Se si disegna il viaggio dell’eroe come un cerchio che parte dall’innocenza dell’infante e termina nella padronanza di se stessi del Re, il Giullare si posiziona proprio lì, tra il Re e il Bambino. La consapevolezza e l’innocenza che si mescolano come nitro e glicerina, pronti ad esplodere.

E Roby si era, non so quanto scientemente, posizionato proprio lì. Il suo cappello a sonagli erano la sua chitarra e la sua voce ma i meccanismi giullareschi li aveva reinterpretati a suo modo e li padroneggiava.
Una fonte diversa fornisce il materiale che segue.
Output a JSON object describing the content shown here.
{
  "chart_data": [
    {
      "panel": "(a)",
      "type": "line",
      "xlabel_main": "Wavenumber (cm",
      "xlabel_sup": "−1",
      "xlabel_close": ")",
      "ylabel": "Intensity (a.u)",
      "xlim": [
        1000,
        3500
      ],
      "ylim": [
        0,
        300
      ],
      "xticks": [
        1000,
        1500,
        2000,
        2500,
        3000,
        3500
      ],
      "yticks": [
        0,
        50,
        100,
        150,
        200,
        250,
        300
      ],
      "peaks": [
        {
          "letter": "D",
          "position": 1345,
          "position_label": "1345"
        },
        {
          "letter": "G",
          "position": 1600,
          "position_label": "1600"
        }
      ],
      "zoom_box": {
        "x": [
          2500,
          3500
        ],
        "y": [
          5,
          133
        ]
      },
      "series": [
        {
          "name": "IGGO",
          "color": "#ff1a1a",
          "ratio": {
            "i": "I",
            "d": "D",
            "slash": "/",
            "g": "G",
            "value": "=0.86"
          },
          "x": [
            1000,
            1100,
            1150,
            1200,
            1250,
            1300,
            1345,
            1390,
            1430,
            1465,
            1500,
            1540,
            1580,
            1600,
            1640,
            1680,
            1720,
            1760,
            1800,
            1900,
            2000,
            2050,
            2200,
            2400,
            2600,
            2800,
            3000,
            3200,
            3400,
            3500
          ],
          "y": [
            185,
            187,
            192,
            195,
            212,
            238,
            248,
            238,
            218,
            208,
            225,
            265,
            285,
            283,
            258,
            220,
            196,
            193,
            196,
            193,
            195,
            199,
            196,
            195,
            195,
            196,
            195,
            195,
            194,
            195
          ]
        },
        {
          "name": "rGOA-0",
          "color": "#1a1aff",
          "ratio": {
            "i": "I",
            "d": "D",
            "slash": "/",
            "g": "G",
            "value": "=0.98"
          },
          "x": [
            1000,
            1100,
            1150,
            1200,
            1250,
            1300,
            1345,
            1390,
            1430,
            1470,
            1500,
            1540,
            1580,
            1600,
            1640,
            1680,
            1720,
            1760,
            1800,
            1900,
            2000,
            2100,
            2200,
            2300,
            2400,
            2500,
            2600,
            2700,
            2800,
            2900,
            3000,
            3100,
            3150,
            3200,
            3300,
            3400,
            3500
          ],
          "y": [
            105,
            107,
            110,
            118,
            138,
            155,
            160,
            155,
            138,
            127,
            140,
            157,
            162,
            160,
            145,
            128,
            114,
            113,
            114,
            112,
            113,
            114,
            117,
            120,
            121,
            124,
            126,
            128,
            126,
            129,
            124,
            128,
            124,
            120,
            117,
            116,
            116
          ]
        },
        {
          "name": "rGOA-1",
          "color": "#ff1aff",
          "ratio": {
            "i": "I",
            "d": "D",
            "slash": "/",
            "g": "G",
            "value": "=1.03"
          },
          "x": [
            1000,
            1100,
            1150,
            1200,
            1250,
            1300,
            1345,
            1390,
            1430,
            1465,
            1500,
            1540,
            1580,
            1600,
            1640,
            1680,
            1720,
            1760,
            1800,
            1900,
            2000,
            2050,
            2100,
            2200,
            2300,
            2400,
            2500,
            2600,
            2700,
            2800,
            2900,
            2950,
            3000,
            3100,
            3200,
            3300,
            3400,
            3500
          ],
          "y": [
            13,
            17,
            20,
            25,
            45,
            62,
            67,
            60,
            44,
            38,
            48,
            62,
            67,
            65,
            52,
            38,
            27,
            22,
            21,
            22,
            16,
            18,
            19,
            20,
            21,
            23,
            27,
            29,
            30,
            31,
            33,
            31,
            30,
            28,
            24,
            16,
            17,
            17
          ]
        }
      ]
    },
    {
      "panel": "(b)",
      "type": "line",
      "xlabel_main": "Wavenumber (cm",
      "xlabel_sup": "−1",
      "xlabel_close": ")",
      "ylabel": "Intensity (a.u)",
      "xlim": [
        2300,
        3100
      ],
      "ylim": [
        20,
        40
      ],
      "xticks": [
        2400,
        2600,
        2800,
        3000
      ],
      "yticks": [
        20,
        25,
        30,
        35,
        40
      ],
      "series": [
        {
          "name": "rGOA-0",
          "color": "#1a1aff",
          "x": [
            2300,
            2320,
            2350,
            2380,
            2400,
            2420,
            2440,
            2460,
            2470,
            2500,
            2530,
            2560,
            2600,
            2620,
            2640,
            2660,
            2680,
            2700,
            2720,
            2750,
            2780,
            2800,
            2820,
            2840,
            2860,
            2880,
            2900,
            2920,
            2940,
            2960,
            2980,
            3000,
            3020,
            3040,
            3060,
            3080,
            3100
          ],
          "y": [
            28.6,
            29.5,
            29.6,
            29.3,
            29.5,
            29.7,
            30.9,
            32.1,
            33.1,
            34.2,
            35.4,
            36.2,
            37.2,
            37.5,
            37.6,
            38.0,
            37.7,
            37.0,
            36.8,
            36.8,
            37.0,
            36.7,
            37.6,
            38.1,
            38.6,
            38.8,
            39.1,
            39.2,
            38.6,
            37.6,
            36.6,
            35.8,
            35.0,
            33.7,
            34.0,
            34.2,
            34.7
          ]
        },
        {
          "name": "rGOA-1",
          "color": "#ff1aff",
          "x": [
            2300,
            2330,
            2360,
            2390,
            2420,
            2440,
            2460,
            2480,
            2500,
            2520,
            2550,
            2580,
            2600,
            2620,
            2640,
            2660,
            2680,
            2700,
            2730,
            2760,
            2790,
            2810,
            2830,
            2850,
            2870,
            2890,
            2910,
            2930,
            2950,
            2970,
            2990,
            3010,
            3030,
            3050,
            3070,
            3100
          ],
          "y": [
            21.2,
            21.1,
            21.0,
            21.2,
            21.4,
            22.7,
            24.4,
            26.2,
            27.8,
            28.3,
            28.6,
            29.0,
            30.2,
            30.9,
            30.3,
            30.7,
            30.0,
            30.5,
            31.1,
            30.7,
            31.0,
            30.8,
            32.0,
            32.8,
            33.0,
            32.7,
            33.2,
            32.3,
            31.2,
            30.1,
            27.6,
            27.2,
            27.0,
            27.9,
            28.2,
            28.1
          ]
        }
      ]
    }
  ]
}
Non c’è un senese, o uno studente fuori sede che abbia vissuto a Siena tra il 1980 e il 2012 che non abbia ballato o riso o che non abbia sentito il grido di incitamento “a bolloreeeee!!!”.

Il “Menestrello” che dalla radio derideva in rima presidenti e giocatori del Siena, o il “Chicchero” (il termine senese per dire appunto “Giullare”) che si prendeva gioco del Sindaco, del Rettore, o dell’Arcirozzo di turno che lo invitavano a suonare ai loro pranzi e alle loro cene.

Roby è stato un Rigoletto senza gobba, che veniva chiamato in virtù del proprio talento da chi da lui temeva (e contemporaneamente desiderava) farsi sbeffeggiare. Mi ricordo passeggiate per il Corso dove si inchinava a signore ingioiellate e, con le movenze di un Arlecchino, le apostrofava con “Signora Taldeitali, anche oggi sembra un lampadario”, e giù risate. Oppure, al decrepito professorone: “Dottor Tizio, si rizza sempre? Non mi faccia stare in pensiero”. In rarissimi casi ho visto qualcuno risentirsi o offendersi, al massimo provavano invano a zittirlo con un: “Roby!!!”. Anche nelle commedie di Shakespeare, chi non veniva preso di mira dal Saltimbanco, si risentiva, perché non si sentiva importante al pari degli altri.

Roberto è forse la migliore espressione di questa polverosa città borghese, con il cappotto color cammello che odora di naftalina. Lui li chiamava “gli impagliati”. La migliore espressione perché sapeva che (citando una canzone della sua Operetta) “la libertà è un cavallo che scalpita in ogni cuore, anche in quello più timido”. E la sua manifestazione di libertà è stata quella di scegliere se diventare un divo che fugge via da qui, o un giullare che resta.

Alla stessa distanza dai potenti come dai bambini. In perfetto equilibrio tra il potere e l’innocenza. E forse è proprio per questo che, tra le migliaia di persone che lo hanno pianto il giorno del suo funerale, c’erano Sindaci, Rettori, Arcirozzi, Studenti, i suoi amici fraterni e tanti, tanti bambini. E ogni lacrima aveva lo stesso sapore. Quello del dolore di aver perduto per sempre l’unico Giullare di Siena.